Does the geography and history of a city matter?
To an extent, yes. Any blueprint must be sensitive to local context. Dubai is a relatively young city that has grown from a small town to a global metropolis in only half a century. It is also very mixed, with people arriving every day from all over the world. The city is the axis of a region which, though amazingly dynamic, has its tensions.
These characteristics may seem like challenges, but actually they are advantages. Look at Dubai’s accelerated development. The city already has excellent infrastructure, but it is still largely a “greenfield.” This means that when we want to experiment, we often don’t have to retire legacy systems first. Our diversity and location also help, because the city is a magnet for brains and talent.
The organization I lead, for example, employs some world-class strategists and developers.

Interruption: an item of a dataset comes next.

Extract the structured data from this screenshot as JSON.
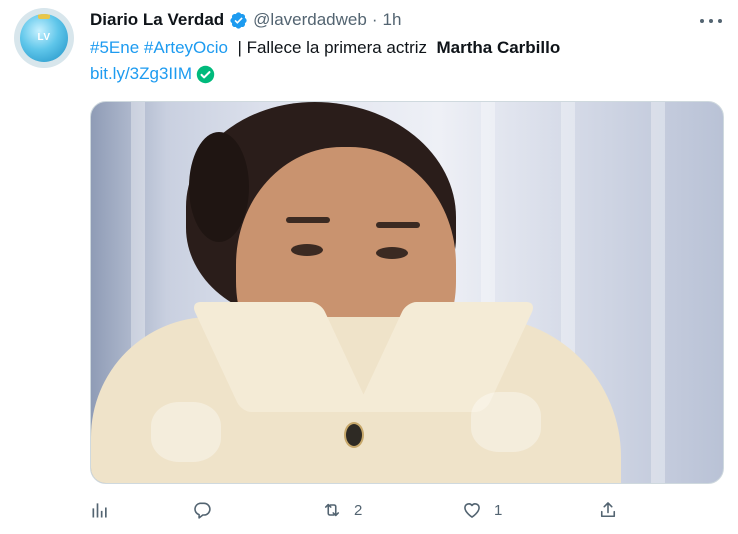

And when you zoom out and see that Dubai’s neighborhood includes the most vibrant future growth markets, the potential payoff of being a high-tech city in that mix—with efficient governance, sensitive feedback loops and good living standards—is clear.

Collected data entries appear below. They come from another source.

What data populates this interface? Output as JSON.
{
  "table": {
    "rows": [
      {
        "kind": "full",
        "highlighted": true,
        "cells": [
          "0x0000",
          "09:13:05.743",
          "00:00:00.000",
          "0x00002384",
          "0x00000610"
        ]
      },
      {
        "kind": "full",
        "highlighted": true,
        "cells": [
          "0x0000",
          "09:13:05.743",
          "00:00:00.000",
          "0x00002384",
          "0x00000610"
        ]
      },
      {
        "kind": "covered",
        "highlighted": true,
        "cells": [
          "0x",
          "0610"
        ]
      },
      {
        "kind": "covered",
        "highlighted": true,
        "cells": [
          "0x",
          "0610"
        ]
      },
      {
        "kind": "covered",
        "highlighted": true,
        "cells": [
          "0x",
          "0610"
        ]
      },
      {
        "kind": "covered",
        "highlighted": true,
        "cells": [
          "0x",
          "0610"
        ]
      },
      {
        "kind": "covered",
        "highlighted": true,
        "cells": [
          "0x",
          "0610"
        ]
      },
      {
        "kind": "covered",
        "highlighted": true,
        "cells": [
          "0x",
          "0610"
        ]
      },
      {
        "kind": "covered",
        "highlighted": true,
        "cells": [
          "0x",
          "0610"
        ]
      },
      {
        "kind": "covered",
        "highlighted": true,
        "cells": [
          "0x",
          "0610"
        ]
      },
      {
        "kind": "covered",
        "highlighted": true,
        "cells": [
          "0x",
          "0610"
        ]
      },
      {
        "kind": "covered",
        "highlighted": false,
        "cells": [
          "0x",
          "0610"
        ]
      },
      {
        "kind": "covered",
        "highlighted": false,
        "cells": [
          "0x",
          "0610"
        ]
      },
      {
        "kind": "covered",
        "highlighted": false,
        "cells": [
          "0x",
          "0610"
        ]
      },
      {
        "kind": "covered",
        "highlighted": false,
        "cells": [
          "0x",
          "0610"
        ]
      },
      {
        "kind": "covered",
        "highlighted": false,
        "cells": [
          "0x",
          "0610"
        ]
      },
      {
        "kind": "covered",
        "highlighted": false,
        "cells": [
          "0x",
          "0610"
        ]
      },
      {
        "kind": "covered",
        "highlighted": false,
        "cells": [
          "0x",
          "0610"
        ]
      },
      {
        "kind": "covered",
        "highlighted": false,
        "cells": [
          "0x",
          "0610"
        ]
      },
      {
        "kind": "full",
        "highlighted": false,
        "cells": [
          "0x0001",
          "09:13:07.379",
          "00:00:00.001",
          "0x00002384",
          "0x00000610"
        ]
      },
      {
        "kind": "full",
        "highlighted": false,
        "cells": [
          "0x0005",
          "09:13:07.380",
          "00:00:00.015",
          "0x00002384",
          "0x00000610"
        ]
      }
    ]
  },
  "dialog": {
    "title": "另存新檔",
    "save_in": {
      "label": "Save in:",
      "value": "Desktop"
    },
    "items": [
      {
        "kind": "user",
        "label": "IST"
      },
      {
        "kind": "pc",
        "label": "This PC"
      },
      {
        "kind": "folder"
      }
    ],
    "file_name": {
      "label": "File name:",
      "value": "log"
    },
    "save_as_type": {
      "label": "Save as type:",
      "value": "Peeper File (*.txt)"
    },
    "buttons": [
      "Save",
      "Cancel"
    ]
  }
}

The lesson I take from this is that although history and geography are relevant, they need not constrain any city’s vision for the future. They just have to adapt in the way that is best suited to their circumstances.

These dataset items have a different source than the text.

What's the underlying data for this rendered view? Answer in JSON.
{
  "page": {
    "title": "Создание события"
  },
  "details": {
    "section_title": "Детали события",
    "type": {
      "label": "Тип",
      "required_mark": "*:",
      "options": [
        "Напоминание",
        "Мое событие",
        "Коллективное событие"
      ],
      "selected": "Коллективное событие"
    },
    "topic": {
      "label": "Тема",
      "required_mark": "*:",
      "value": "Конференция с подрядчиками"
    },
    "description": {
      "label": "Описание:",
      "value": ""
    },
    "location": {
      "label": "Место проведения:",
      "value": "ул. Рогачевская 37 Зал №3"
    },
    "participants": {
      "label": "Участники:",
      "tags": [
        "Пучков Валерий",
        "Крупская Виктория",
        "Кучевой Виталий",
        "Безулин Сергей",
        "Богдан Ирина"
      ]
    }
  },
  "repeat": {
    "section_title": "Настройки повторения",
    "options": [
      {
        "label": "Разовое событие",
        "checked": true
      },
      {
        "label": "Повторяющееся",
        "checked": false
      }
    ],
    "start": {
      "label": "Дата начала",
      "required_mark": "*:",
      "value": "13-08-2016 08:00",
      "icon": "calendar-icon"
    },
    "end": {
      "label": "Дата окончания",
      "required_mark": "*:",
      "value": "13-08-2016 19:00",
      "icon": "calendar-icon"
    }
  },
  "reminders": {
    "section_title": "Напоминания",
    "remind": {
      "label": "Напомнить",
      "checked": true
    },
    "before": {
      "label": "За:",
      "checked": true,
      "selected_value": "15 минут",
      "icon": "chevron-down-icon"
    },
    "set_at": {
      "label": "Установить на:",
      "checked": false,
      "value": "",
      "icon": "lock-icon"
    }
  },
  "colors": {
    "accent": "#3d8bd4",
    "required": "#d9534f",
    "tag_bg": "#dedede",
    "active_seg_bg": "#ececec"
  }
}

Becoming the world’s “smartest and happiest city” sounds like a moral mission as much as a technology strategy. Is it?
City planners must always remember who their visions are supposed to benefit. Smart technologies aren’t self-justifying. An app, device or code that doesn’t improve the experience of residents, visitors or businesses is not worth it. In Dubai, our focus is on improving ordinary experience in practical ways. We believe that this will make people happier.
How do you answer critics who argue that smart technology’s risks to privacy, security and other values undermine any benefits?
Most people agree by now that smart technologies—including, especially, AI—must be regulated. The EU, OECD, World Economic Forum, Smart Dubai and others have all recently published guidelines to that end. These guidelines say their own things but share a common spirit.
Ethical integrity is a critical ingredient in the eventual success of smart city technology. Unless technologies like AI are transparent and fair, they will lose support and face obstruction. In the long term, a lack of integrity in the design and operation of smart technologies will be self-defeating.
Cities, as opposed to corporations or states, are arguably best placed to ensure that smart technologies are applied in ethically sound ways. Cities are closest to local values and issues. They often have just the right degree of legislative power to force necessary changes. And it is in cities that the development and adoption of smart technology typically occurs in the first place.
This is the thinking behind Smart Dubai’s own AI Ethics Guidelines, for example—and it explains why integrity has always been at the heart of our vision for the Emirate’s future.